Something about the flasks as part of a build still rubs me the wrong way, but I can't exactly say why. I probably just need to adjust my thinking and accept that flasks are more than just healing now.

I think you're right, though -- a few more tweaks to the Skilldrasil could result in the CI high evasion Shadow being the melee shadow ideal.

It's better than IR, at least, if we're sticking to the idea of a shadow being incredibly agile and difficult to hit, rather than...easy to hit and somehow stupidly durable...
If I like a game, it'll either be amazing later or awful forever. There's no in-between.

I am Path of Exile's biggest whale. Period.
Oh boy, iron reflexes, my least favorite skill in the game by a long shot. I'm not sure what the skill is even supposed to mean, it's effect is quite mundane for a giant node skill, and it's existence ought to be irrelevant since you could just get strength and wear strength armor instead if you really wanted armor. I don't know why everyone ignores the biggest problem with it though, which is that it allows you to multiply your armor and evasion bonuses against each other. I realize all the “conversion” effects in Path of Exile do this, and I realize that it's there to make the elemental attack skills not get short changed by different damage increases, but this type of effect gets out of hand really quickly, especially when you have a lone skill on the tree with a defensive conversion like iron reflexes, and give it a complete 100% conversion. By having a balance of percent evasion and armor increases, you get vastly better armor from evasion than from armor. They should at least change this aspect of the skill, although I'd rather see it gone altogether.
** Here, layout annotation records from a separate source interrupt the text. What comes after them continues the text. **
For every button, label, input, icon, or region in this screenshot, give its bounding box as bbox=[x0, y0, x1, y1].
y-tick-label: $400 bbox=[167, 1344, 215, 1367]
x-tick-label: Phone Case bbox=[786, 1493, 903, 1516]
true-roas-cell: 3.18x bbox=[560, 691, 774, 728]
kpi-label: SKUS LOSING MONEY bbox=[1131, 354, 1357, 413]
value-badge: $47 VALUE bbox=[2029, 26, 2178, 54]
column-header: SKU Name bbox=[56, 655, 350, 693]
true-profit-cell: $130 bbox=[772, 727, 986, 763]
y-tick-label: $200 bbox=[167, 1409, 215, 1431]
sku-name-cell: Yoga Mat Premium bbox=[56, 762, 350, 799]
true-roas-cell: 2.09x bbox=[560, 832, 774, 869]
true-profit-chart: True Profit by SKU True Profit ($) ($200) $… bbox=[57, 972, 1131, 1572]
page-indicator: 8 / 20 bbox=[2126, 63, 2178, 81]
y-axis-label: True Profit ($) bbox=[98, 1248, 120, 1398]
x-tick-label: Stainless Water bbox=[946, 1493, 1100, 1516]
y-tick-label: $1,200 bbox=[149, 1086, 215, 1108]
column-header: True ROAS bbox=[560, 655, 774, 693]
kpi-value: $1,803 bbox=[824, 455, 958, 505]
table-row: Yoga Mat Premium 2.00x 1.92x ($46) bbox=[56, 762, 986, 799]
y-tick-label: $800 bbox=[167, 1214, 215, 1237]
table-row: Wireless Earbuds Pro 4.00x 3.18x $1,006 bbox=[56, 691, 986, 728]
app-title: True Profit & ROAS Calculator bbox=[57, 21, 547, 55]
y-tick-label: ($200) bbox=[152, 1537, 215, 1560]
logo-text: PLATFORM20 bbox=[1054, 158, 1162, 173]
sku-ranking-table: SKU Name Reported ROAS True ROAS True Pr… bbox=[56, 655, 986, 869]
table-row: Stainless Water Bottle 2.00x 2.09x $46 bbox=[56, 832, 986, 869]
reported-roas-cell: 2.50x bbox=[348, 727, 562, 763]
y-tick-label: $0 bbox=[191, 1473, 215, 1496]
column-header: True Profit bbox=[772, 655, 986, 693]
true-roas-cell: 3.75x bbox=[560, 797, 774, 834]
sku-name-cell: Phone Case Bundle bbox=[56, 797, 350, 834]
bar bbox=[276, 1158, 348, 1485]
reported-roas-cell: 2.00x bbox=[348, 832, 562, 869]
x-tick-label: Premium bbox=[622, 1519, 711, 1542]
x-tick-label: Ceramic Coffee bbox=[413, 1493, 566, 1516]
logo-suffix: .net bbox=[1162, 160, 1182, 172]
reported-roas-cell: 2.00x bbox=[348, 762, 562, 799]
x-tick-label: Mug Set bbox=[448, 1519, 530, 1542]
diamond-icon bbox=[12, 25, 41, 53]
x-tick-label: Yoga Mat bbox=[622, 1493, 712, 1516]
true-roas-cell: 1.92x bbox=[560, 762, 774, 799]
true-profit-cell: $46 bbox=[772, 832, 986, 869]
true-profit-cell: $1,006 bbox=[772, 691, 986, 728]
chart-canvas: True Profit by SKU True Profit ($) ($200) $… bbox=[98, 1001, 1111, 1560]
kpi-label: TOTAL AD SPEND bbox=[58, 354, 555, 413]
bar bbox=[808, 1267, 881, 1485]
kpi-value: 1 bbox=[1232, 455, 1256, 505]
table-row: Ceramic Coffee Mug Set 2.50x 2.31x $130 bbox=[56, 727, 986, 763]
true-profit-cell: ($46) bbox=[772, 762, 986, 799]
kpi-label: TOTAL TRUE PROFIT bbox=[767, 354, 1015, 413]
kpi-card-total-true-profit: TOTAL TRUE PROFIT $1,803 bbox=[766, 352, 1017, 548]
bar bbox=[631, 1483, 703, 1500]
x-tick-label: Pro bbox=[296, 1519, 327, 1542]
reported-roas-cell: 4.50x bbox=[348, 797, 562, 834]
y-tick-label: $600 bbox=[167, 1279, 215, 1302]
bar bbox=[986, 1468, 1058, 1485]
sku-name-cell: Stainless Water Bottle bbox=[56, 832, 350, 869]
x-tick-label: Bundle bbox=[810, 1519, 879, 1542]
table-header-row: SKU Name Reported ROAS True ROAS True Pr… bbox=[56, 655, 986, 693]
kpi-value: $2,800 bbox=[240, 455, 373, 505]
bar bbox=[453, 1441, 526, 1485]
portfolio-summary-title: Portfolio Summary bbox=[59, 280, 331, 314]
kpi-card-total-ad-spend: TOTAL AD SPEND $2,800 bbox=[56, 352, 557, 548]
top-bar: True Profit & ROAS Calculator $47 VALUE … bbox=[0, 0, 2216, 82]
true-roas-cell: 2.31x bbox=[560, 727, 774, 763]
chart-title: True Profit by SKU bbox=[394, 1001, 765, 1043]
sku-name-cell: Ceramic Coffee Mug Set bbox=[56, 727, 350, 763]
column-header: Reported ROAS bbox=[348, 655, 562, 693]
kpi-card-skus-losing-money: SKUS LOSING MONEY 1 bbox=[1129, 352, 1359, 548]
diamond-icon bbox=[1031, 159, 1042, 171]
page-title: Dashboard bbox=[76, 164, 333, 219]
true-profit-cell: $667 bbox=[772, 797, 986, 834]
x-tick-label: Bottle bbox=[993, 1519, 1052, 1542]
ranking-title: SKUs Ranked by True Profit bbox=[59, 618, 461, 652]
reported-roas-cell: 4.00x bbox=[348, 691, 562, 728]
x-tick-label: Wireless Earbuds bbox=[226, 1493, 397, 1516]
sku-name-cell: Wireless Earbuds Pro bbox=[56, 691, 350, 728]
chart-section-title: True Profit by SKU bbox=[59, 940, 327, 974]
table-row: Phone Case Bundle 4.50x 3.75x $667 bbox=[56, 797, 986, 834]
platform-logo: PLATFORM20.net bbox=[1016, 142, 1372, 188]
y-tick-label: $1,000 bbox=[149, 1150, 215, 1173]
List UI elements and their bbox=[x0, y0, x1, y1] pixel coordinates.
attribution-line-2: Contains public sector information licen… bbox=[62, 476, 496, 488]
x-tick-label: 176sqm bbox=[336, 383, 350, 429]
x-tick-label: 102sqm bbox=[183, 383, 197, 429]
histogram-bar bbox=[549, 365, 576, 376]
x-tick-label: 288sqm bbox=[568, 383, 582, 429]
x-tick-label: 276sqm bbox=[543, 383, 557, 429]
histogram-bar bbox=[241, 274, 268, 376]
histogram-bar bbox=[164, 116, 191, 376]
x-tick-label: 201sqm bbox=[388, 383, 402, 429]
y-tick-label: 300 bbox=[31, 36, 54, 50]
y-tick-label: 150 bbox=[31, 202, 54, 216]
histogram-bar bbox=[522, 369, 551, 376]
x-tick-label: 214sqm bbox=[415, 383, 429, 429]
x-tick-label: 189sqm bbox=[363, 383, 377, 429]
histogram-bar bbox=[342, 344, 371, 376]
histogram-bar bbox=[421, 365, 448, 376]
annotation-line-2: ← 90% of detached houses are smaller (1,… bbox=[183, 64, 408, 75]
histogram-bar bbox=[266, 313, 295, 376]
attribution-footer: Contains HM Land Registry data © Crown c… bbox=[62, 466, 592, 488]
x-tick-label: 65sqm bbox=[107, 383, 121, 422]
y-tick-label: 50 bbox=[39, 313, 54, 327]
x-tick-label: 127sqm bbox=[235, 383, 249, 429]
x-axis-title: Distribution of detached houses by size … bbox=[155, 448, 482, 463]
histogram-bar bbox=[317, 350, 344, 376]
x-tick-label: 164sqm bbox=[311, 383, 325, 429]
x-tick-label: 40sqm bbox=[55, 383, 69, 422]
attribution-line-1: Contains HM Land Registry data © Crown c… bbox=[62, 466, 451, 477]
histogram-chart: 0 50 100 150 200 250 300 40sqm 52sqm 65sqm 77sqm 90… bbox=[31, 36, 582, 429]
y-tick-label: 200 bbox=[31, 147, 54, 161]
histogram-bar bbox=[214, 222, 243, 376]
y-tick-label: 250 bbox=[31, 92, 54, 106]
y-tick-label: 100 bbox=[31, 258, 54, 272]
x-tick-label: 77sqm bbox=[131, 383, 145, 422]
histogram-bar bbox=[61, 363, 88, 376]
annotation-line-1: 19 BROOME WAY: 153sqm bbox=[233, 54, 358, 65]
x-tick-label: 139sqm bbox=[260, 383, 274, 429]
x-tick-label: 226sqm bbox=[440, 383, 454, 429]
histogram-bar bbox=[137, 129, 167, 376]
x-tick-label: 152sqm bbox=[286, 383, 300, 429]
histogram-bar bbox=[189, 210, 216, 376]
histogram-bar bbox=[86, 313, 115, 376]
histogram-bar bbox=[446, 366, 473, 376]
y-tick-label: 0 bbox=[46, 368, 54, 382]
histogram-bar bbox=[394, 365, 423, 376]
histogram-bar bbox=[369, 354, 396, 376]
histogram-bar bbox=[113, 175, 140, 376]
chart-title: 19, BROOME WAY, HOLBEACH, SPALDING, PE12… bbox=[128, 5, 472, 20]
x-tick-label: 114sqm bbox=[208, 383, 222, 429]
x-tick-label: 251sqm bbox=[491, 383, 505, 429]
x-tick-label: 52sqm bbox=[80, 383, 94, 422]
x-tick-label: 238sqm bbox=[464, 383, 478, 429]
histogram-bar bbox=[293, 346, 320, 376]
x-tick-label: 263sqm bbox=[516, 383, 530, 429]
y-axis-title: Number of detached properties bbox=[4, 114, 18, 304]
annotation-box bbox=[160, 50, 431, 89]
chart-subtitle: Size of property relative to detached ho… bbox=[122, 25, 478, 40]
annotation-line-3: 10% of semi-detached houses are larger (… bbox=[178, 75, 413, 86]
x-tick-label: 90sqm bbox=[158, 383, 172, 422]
As for evasion in general being worse than armor, this seems mostly due to evasion's terrible diminishing returns compared to armor. If you had enough life to at least take several hits, it wouldn't matter if you had 50% evasion or 50% armor generally speaking, 50% of the damage doesn't happen. I realize that you can get unlucky and have a boss hit you while his less damaging minions miss, plus there are monsters strong enough to splatter you in one hit if you don't have a lot of life, but broadly speaking, they are equivalent at equal percentages. The critical hit dodging I would imagine was put in to make it much less likely for evasion characters to die to a single blow. I'm told the worse diminishing returns on evasion are to compensate for some attacks being armor piercing, but since armor already has the structural advantages of avoiding one hit kills and being less vulnerable to luck than evasion is, this seems an unnecessary attempt at balance. Besides, with dexterity giving evasion to match strength's life bonus, and with the strength side of the tree being generally full of life up nodes while the dexterity side is full of evasion nodes, I thought the entire point was that you could get better evasion than armor, but the way the diminishing returns work, you will probably have a lower percentage chance to evade than a strength character has percentage damage reduction AND the strength character has way more life.

What all this adds up to is that while evasion is a lot worse than armor at the moment, I think it could easily be made equal with simple changes to the diminishing returns on it.